融合 Softmax

在本教程中,你将编写一个融合的 softmax 运算,对于特定类型的矩阵——即那些行可以放入 GPU SRAM 的矩阵——其速度明显快于 PyTorch 的原生算子。

通过本教程,您将了解到

  • 核函数融合对于受带宽限制的操作所带来的好处。

  • Triton 中的归约运算符。

动机

用于逐元素加法的自定义 GPU 核函数在教学上很有价值,但在实践中作用不大。让我们转而考虑一个简单的(数值稳定的)softmax 运算的例子。

import torch

import triton
import triton.language as tl
from triton.runtime import driver

DEVICE = triton.runtime.driver.active.get_active_torch_device()


def is_hip():
    return triton.runtime.driver.active.get_current_target().backend == "hip"


def is_cdna():
    return is_hip() and triton.runtime.driver.active.get_current_target().arch in ('gfx940', 'gfx941', 'gfx942',
                                                                                   'gfx90a', 'gfx908')


def naive_softmax(x):
    """Compute row-wise softmax of X using native pytorch

    We subtract the maximum element in order to avoid overflows. Softmax is invariant to
    this shift.
    """
    # read  MN elements ; write M  elements
    x_max = x.max(dim=1)[0]
    # read MN + M elements ; write MN elements
    z = x - x_max[:, None]
    # read  MN elements ; write MN elements
    numerator = torch.exp(z)
    # read  MN elements ; write M  elements
    denominator = numerator.sum(dim=1)
    # read MN + M elements ; write MN elements
    ret = numerator / denominator[:, None]
    # in total: read 5MN + 2M elements ; wrote 3MN + 2M elements
    return ret

当在 PyTorch 中简单实现时,对于 \(x \in R^{M \times N}\) 计算 y = naive_softmax(x) 需要从 DRAM 读取 \(5MN + 2M\) 个元素,并写回 \(3MN + 2M\) 个元素。这显然是浪费的;我们更希望有一个自定义的“融合”核函数,它只需读取一次 X 并在芯片上完成所有必要的计算。这样做只需要读取和写回 \(MN\) 字节,因此我们可以预期理论上约 4 倍的加速(即 \((8MN + 4M) / 2MN\))。torch.jit.script 标志旨在自动执行这种“核函数融合”,但正如我们稍后将看到的,它仍然远非理想。

计算内核

我们的 softmax 核函数工作原理如下:每个程序加载输入矩阵 X 的一组行(按程序数量进行跨步),对其进行归一化,然后将结果写回输出 Y。
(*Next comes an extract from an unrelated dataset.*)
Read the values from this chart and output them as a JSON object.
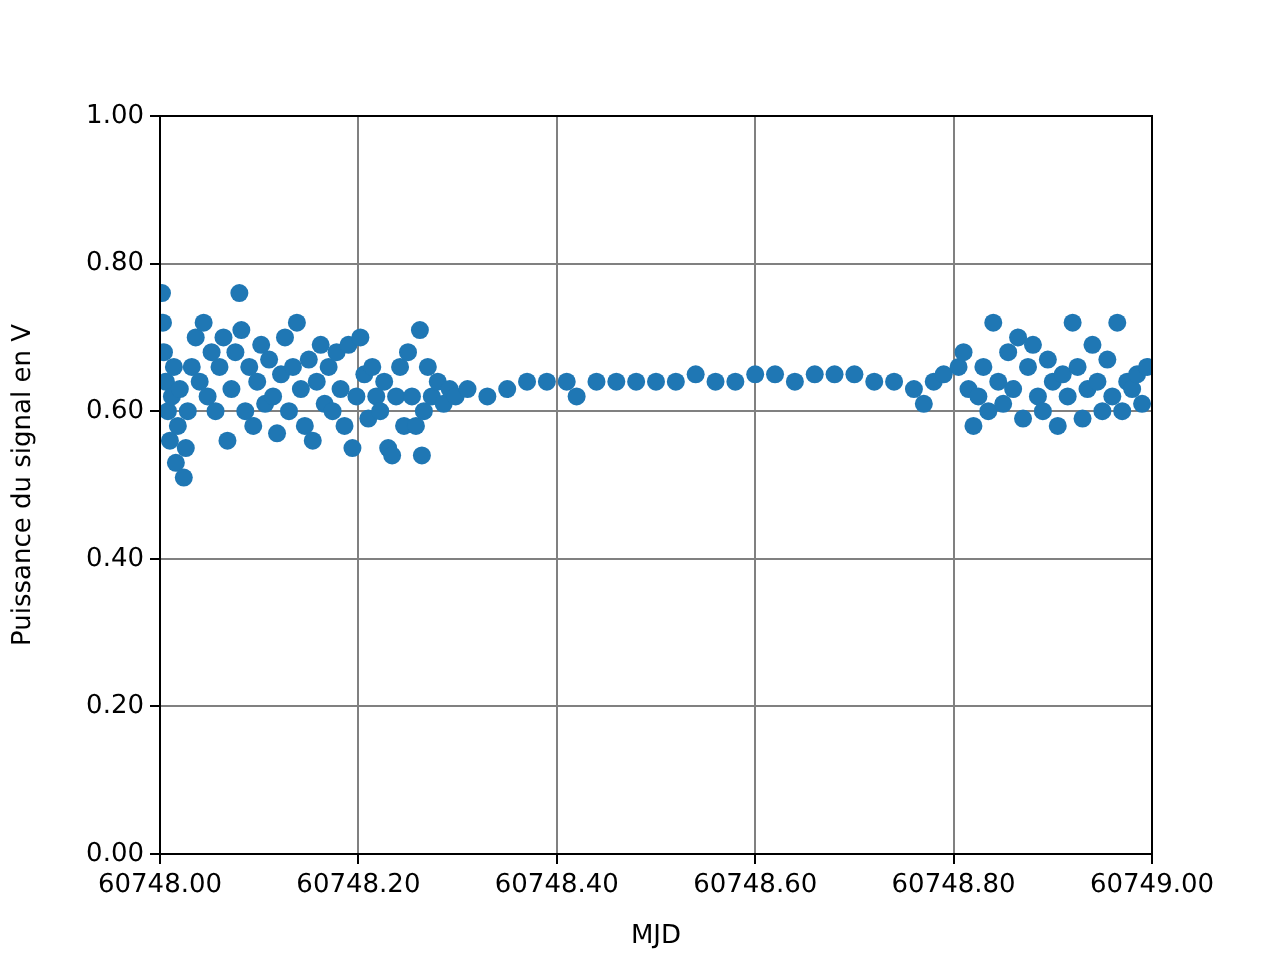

请注意,Triton 的一个重要限制是每个块必须包含 2 的幂次方个元素,因此如果我们想要处理任何可能的输入形状,就需要对每一行进行内部“填充”,并适当地保护内存操作。

@triton.jit
def softmax_kernel(output_ptr, input_ptr, input_row_stride, output_row_stride, n_rows, n_cols, BLOCK_SIZE: tl.constexpr,
                   num_stages: tl.constexpr):
    # starting row of the program
    row_start = tl.program_id(0)
    row_step = tl.num_programs(0)
    for row_idx in tl.range(row_start, n_rows, row_step, num_stages=num_stages):
        # The stride represents how much we need to increase the pointer to advance 1 row
        row_start_ptr = input_ptr + row_idx * input_row_stride
        # The block size is the next power of two greater than n_cols, so we can fit each
        # row in a single block
        col_offsets = tl.arange(0, BLOCK_SIZE)
        input_ptrs = row_start_ptr + col_offsets
        # Load the row into SRAM, using a mask since BLOCK_SIZE may be > than n_cols
        mask = col_offsets < n_cols
        row = tl.load(input_ptrs, mask=mask, other=-float('inf'))
        # Subtract maximum for numerical stability
        row_minus_max = row - tl.max(row, axis=0)
        # Note that exponentiation in Triton is fast but approximate (i.e., think __expf in CUDA)
        numerator = tl.exp(row_minus_max)
        denominator = tl.sum(numerator, axis=0)
        softmax_output = numerator / denominator
        # Write back output to DRAM
        output_row_start_ptr = output_ptr + row_idx * output_row_stride
        output_ptrs = output_row_start_ptr + col_offsets
        tl.store(output_ptrs, softmax_output, mask=mask)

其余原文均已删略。